– Send in the Marines: hundreds land.
– Time correspondent’s Thanksgiving dinner with the Taliban: “With a few colleagues, I spent my Thanksgiving meal squatting on the floor of an Afghan passport office, talking to Taliban fighters about miracles and Judgement Day…. I leave thinking that maybe this evening wasn’t very different from the original Thanksgiving: people from two warring cultures sharing a meal together and realizing, briefly, that we’re not so different after all.”
– The Ames anthrax strain — the one used in every attack — was not as widely distributed as first thought, says the Washington Post: “In following the trail, investigators have had to face the possibility that Ames may have slipped through an informal network of scientists to Iraq, which sought the strain from a British biodefense institute in 1988 but whose application was rejected because of concerns that it would be used to manufacture biological weapons.”
– Leahy says the anthrax letter sent to his office could have killed 100,000 people.
– Calling John Wayne: The Telegraph says bin Laden is now on horseback.

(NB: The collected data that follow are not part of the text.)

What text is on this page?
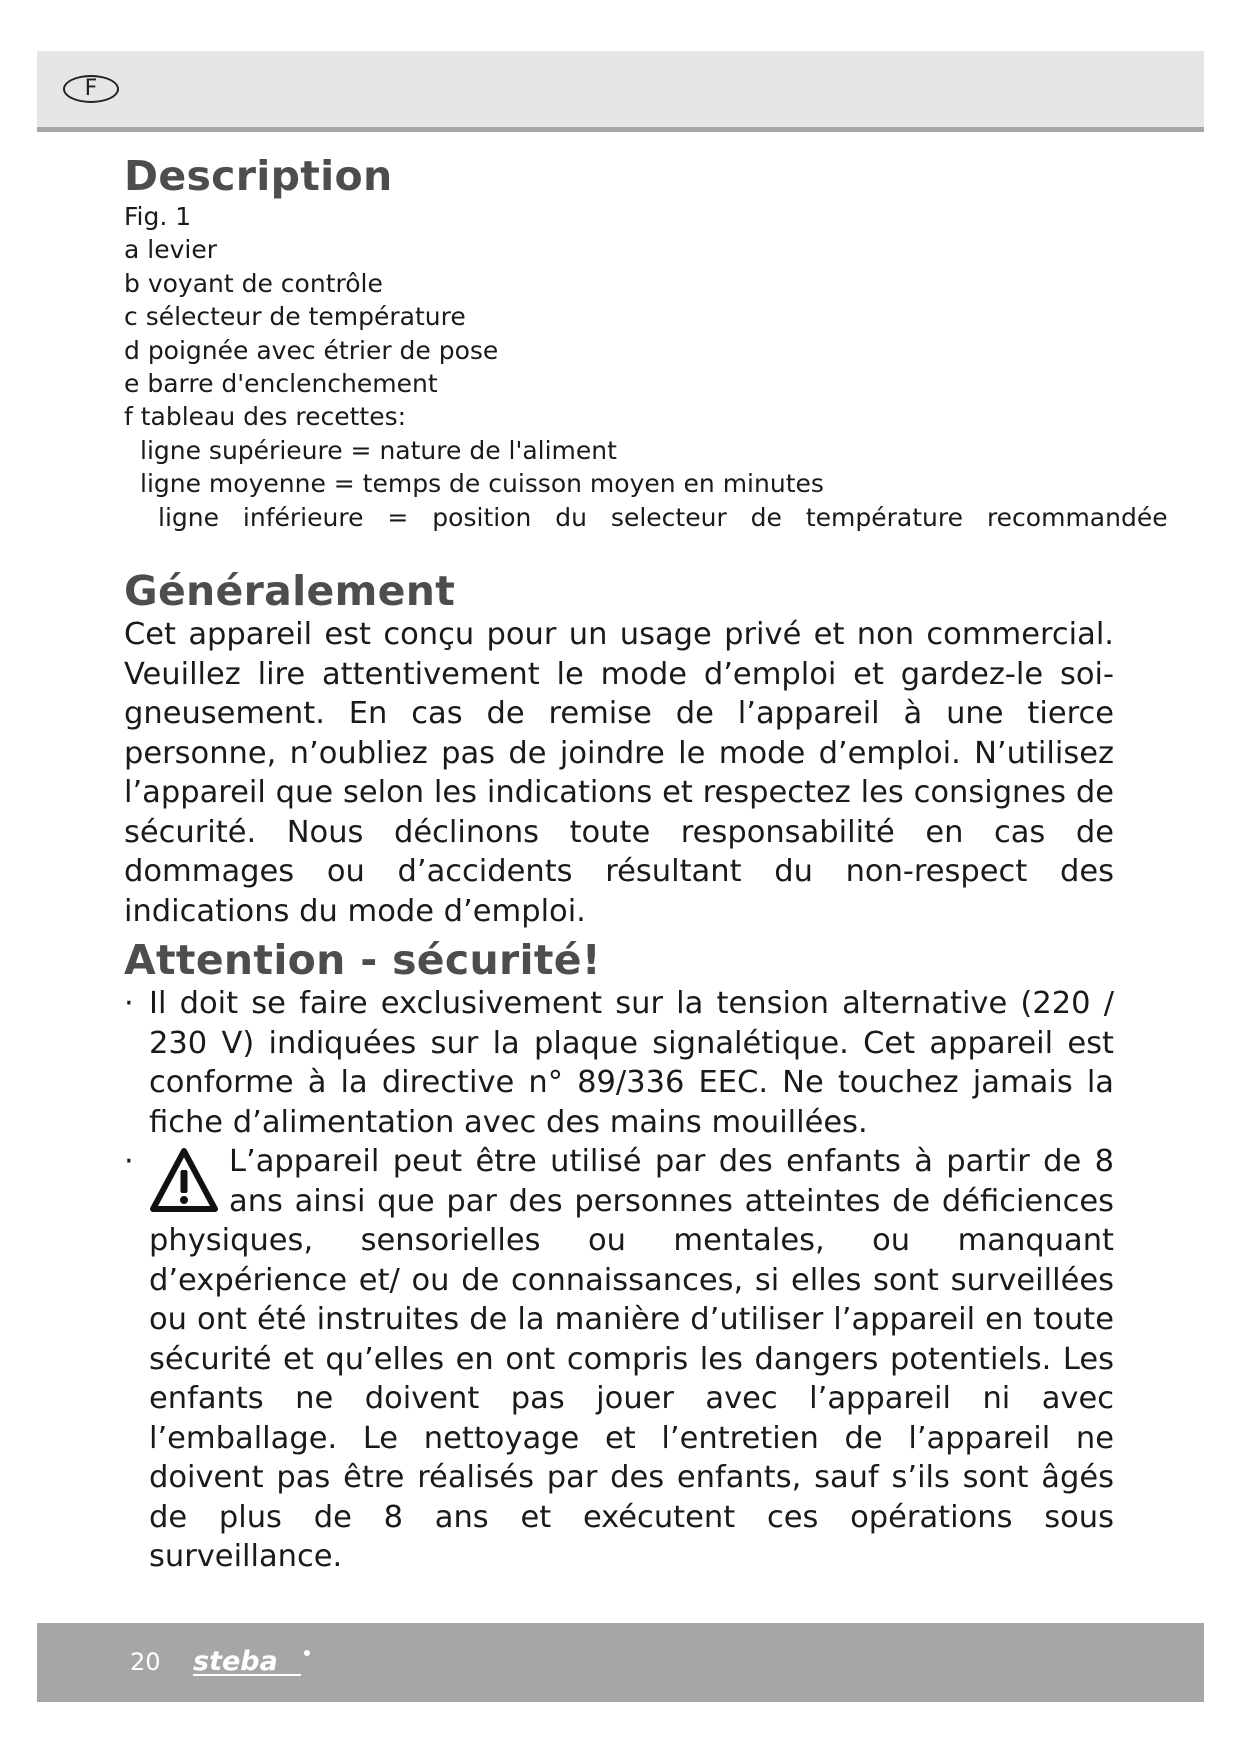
F
Description
Fig. 1
a levier
b voyant de contrôle
c sélecteur de température
d poignée avec étrier de pose
e barre d'enclenchement
f tableau des recettes:
ligne supérieure = nature de l'aliment
ligne moyenne = temps de cuisson moyen en minutes
ligne inférieure = position du selecteur de température recommandée
Généralement

Cet appareil est conçu pour un usage privé et non commercial. Veuillez lire attentivement le mode d’emploi et gardez-le soigneusement. En cas de remise de l’appareil à une tierce personne, n’oubliez pas de joindre le mode d’emploi. N’utilisez l’appareil que selon les indications et respectez les consignes de sécurité. Nous déclinons toute responsabilité en cas de dommages ou d’accidents résultant du non-respect des indications du mode d’emploi.

Attention - sécurité!
· Il doit se faire exclusivement sur la tension alternative (220 / 230 V) indiquées sur la plaque signalétique. Cet appareil est conforme à la directive n° 89/336 EEC. Ne touchez jamais la fiche d’alimentation avec des mains mouillées.

·	L’appareil peut être utilisé par des enfants à partir de 8 ans ainsi que par des personnes atteintes de déficiences physiques, sensorielles ou mentales, ou manquant d’expérience et/ ou de connaissances, si elles sont surveillées ou ont été instruites de la manière d’utiliser l’appareil en toute sécurité et qu’elles en ont compris les dangers potentiels. Les enfants ne doivent pas jouer avec l’appareil ni avec l’emballage. Le nettoyage et l’entretien de l’appareil ne doivent pas être réalisés par des enfants, sauf s’ils sont âgés de plus de 8 ans et exécutent ces opérations sous surveillance.

20 steba
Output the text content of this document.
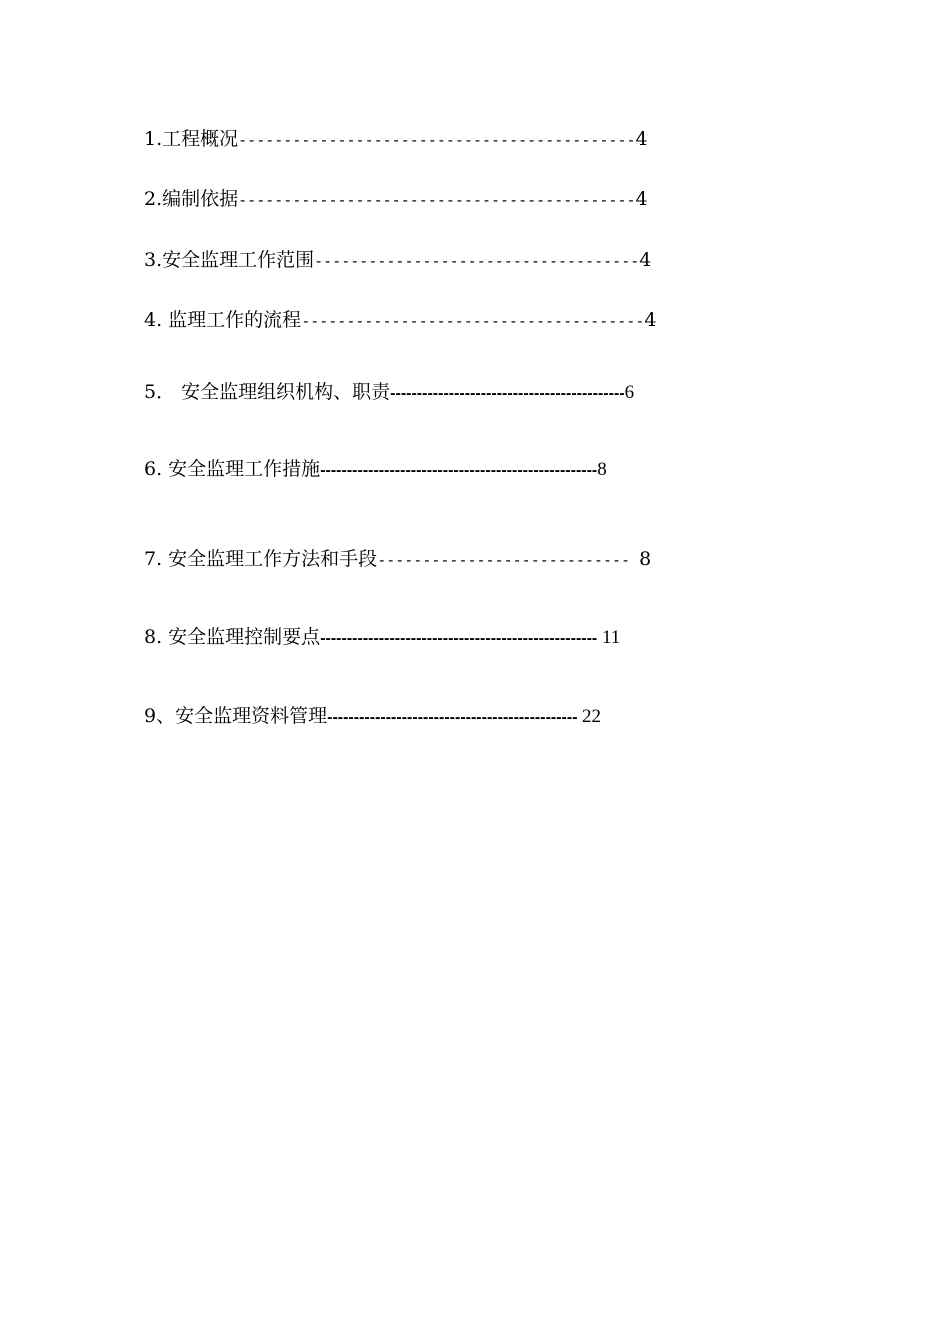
1.工程概况--------------------------------------------4
2.编制依据--------------------------------------------4
3.安全监理工作范围------------------------------------4
4. 监理工作的流程--------------------------------------4
5． 安全监理组织机构、职责--------------------------------------------6
6. 安全监理工作措施----------------------------------------------------8
7. 安全监理工作方法和手段---------------------------- 8
8. 安全监理控制要点---------------------------------------------------- 11
9、安全监理资料管理----------------------------------------------- 22
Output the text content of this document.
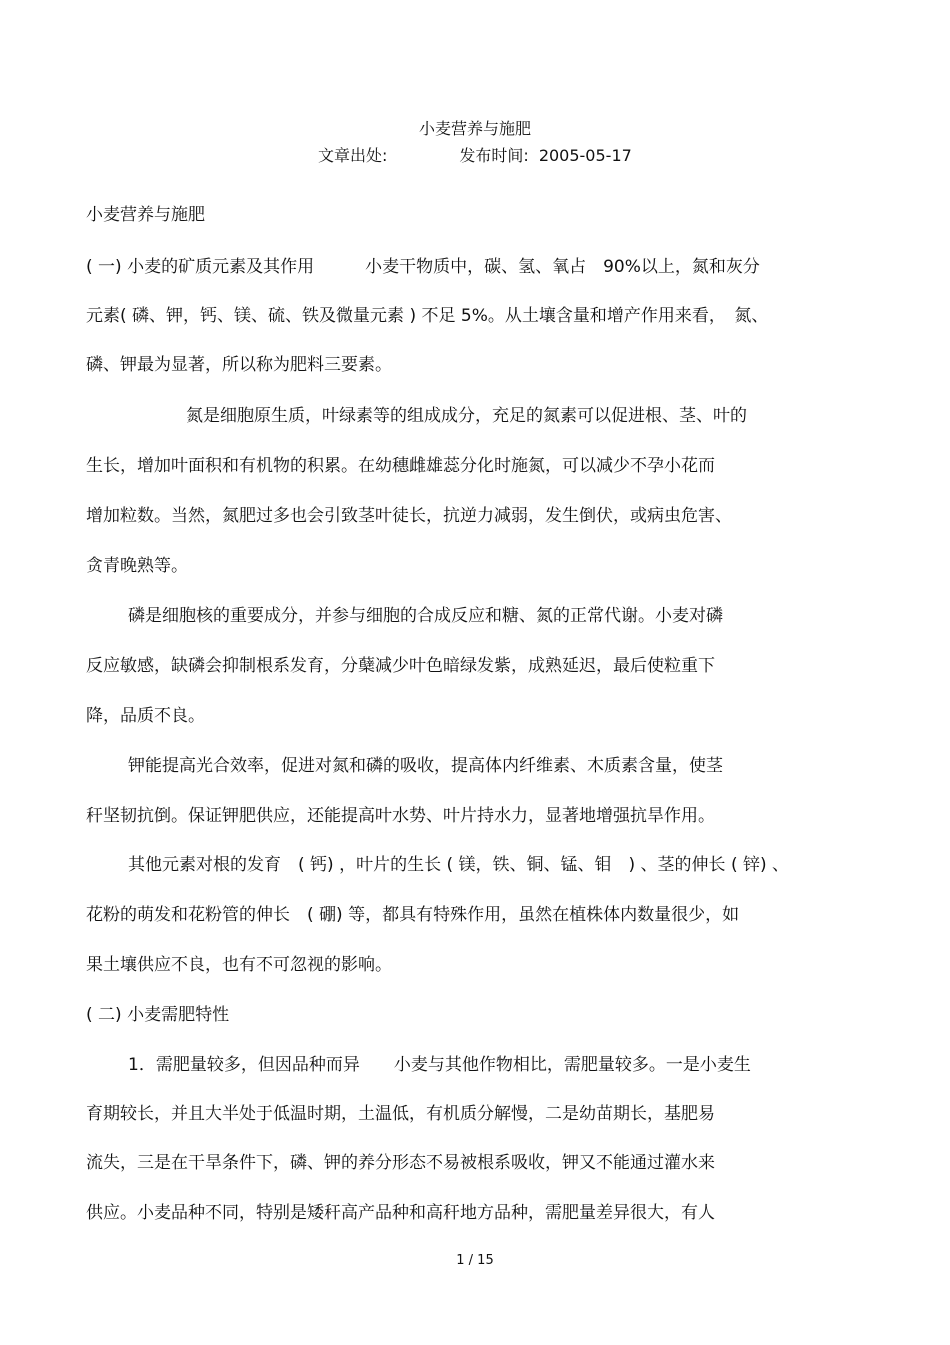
小麦营养与施肥
文章出处:	发布时间: 2005-05-17
小麦营养与施肥
( 一) 小麦的矿质元素及其作用　　　小麦干物质中，碳、氢、氧占　90%以上，氮和灰分
元素( 磷、钾，钙、镁、硫、铁及微量元素 ) 不足 5%。从土壤含量和增产作用来看，　氮、
磷、钾最为显著，所以称为肥料三要素。
氮是细胞原生质，叶绿素等的组成成分，充足的氮素可以促进根、茎、叶的
生长，增加叶面积和有机物的积累。在幼穗雌雄蕊分化时施氮，可以减少不孕小花而
增加粒数。当然，氮肥过多也会引致茎叶徒长，抗逆力减弱，发生倒伏，或病虫危害、
贪青晚熟等。
磷是细胞核的重要成分，并参与细胞的合成反应和糖、氮的正常代谢。小麦对磷
反应敏感，缺磷会抑制根系发育，分蘖减少叶色暗绿发紫，成熟延迟，最后使粒重下
降，品质不良。
钾能提高光合效率，促进对氮和磷的吸收，提高体内纤维素、木质素含量，使茎
秆坚韧抗倒。保证钾肥供应，还能提高叶水势、叶片持水力，显著地增强抗旱作用。
其他元素对根的发育　( 钙) ，叶片的生长 ( 镁，铁、铜、锰、钼　) 、茎的伸长 ( 锌) 、
花粉的萌发和花粉管的伸长　( 硼) 等，都具有特殊作用，虽然在植株体内数量很少，如
果土壤供应不良，也有不可忽视的影响。
( 二) 小麦需肥特性
1．需肥量较多，但因品种而异　　小麦与其他作物相比，需肥量较多。一是小麦生
育期较长，并且大半处于低温时期，土温低，有机质分解慢，二是幼苗期长，基肥易
流失，三是在干旱条件下，磷、钾的养分形态不易被根系吸收，钾又不能通过灌水来
供应。小麦品种不同，特别是矮秆高产品种和高秆地方品种，需肥量差异很大，有人
1 / 15
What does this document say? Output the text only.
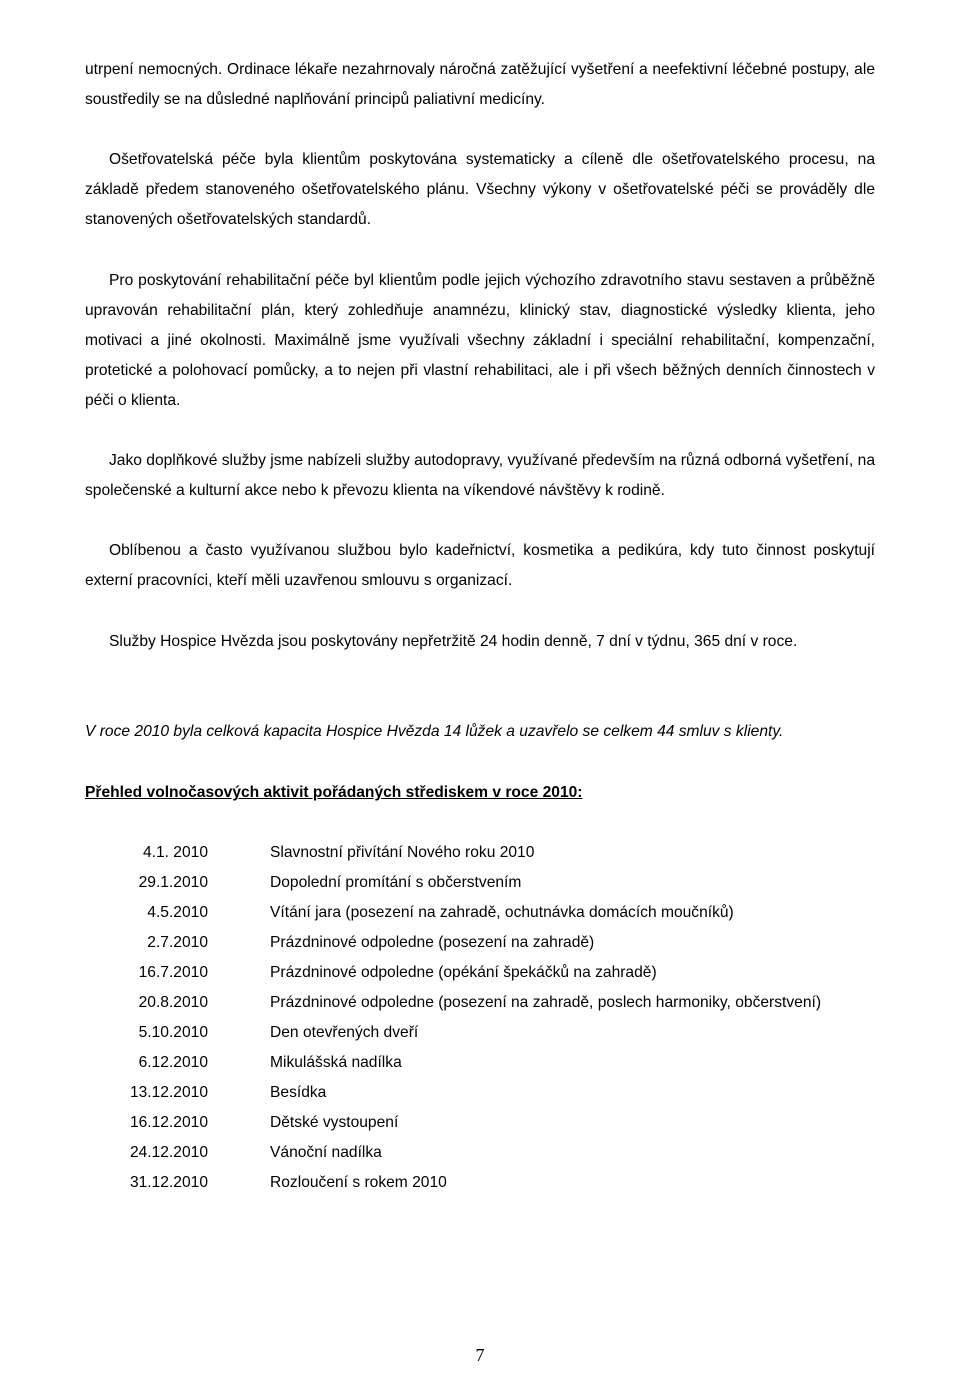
utrpení nemocných. Ordinace lékaře nezahrnovaly náročná zatěžující vyšetření a neefektivní léčebné postupy, ale soustředily se na důsledné naplňování principů paliativní medicíny.

Ošetřovatelská péče byla klientům poskytována systematicky a cíleně dle ošetřovatelského procesu, na základě předem stanoveného ošetřovatelského plánu. Všechny výkony v ošetřovatelské péči se prováděly dle stanovených ošetřovatelských standardů.

Pro poskytování rehabilitační péče byl klientům podle jejich výchozího zdravotního stavu sestaven a průběžně upravován rehabilitační plán, který zohledňuje anamnézu, klinický stav, diagnostické výsledky klienta, jeho motivaci a jiné okolnosti. Maximálně jsme využívali všechny základní i speciální rehabilitační, kompenzační, protetické a polohovací pomůcky, a to nejen při vlastní rehabilitaci, ale i při všech běžných denních činnostech v péči o klienta.

Jako doplňkové služby jsme nabízeli služby autodopravy, využívané především na různá odborná vyšetření, na společenské a kulturní akce nebo k převozu klienta na víkendové návštěvy k rodině.

Oblíbenou a často využívanou službou bylo kadeřnictví, kosmetika a pedikúra, kdy tuto činnost poskytují externí pracovníci, kteří měli uzavřenou smlouvu s organizací.

Služby Hospice Hvězda jsou poskytovány nepřetržitě 24 hodin denně, 7 dní v týdnu, 365 dní v roce.

V roce 2010 byla celková kapacita Hospice Hvězda 14 lůžek a uzavřelo se celkem 44 smluv s klienty.

Přehled volnočasových aktivit pořádaných střediskem v roce 2010:

4.1. 2010	Slavnostní přivítání Nového roku 2010
29.1.2010	Dopolední promítání s občerstvením
4.5.2010	Vítání jara (posezení na zahradě, ochutnávka domácích moučníků)
2.7.2010	Prázdninové odpoledne (posezení na zahradě)
16.7.2010	Prázdninové odpoledne (opékání špekáčků na zahradě)
20.8.2010	Prázdninové odpoledne (posezení na zahradě, poslech harmoniky, občerstvení)
5.10.2010	Den otevřených dveří
6.12.2010	Mikulášská nadílka
13.12.2010	Besídka
16.12.2010	Dětské vystoupení
24.12.2010	Vánoční nadílka
31.12.2010	Rozloučení s rokem 2010
7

The touches of cinematic drama are getting too good. The camp where he last allegedly hid out is called Tora Bora (Tora! Bora!). In earlier stories, he was reported to walk surrounded by a score of tall bodyguards. We come across the results of white board brainstorming sessions (hey, let’s put anthrax in balloon!).
– From Al-Ahram: “Don’t hold your collective breath, comrades. There’ll be no Vietnam in Afghanistan,” says columnist Hani Shukrallah, “Kandahar is no Stalingrad…. So this particular party is, for all practical purposes, over. And we might as well admit it; it’s been very neatly done.” But don’t get giddy hawks; this is no compliment. “So let’s not fool ourselves. This war was never about ‘eradicating terrorism,’ ” he says; it’s about trampling on rights and bolstering power and making money. “On both sides of the battle lines in this war of civilisations, however,,” he conclused, “democracy is being put to the slaughter.”
– In the ’90s, we called this validation: The Greens go to war: After an emotional appeal by Joschka Fischer, the German party votes to support troop deployment in our war. Thus the liberal/Green coalition and government avoid collapse — but that’s not why this is a big deal. It’s a millenial thing: If Fischer, a major ’60s radical, and if his Greens, the most politically correct liberal party there is, can support this war, then we all us American children of the ’60s should feel OK about turning into hawks lately.
– More on this from Thomas Nephew, who actually speaks German (I barely fake it) and knows what’s going on.
– The FAZ.net story in English.
– Via Relapsed Catholic, a Washington Post Charles Krauthammer column (relevant to the post on religion, below): “Imagine if 19 murderous Christian fundamentalists hijacked four airplanes over Saudi Arabia and, in the name of God, crashed them into the holy cities of Mecca and Medina, destroying the holy Kaaba and killing thousands of innocent Muslim pilgrims. Could anyone doubt that the entire Christian world — clergy and theologians, leaders and lay folk — would rise as one to denounce the act? Yankee Stadium could not hold the trainloads of priests and preachers, reverends and rectors — why, even rabbis would demand entry — that would descend upon a mass service of atonement, shame, ostracism and excommunication. The pope himself would rend his garments at this blasphemous betrayal of Christ. And yet after Sept. 11, where were the Muslim theologians and clergy, the imams and mullahs, rising around the world to declare that Sept. 11 was a crime against Islam? Where were the fatwas against Osama bin Laden? The voices of high religious authority have been scandalously still.”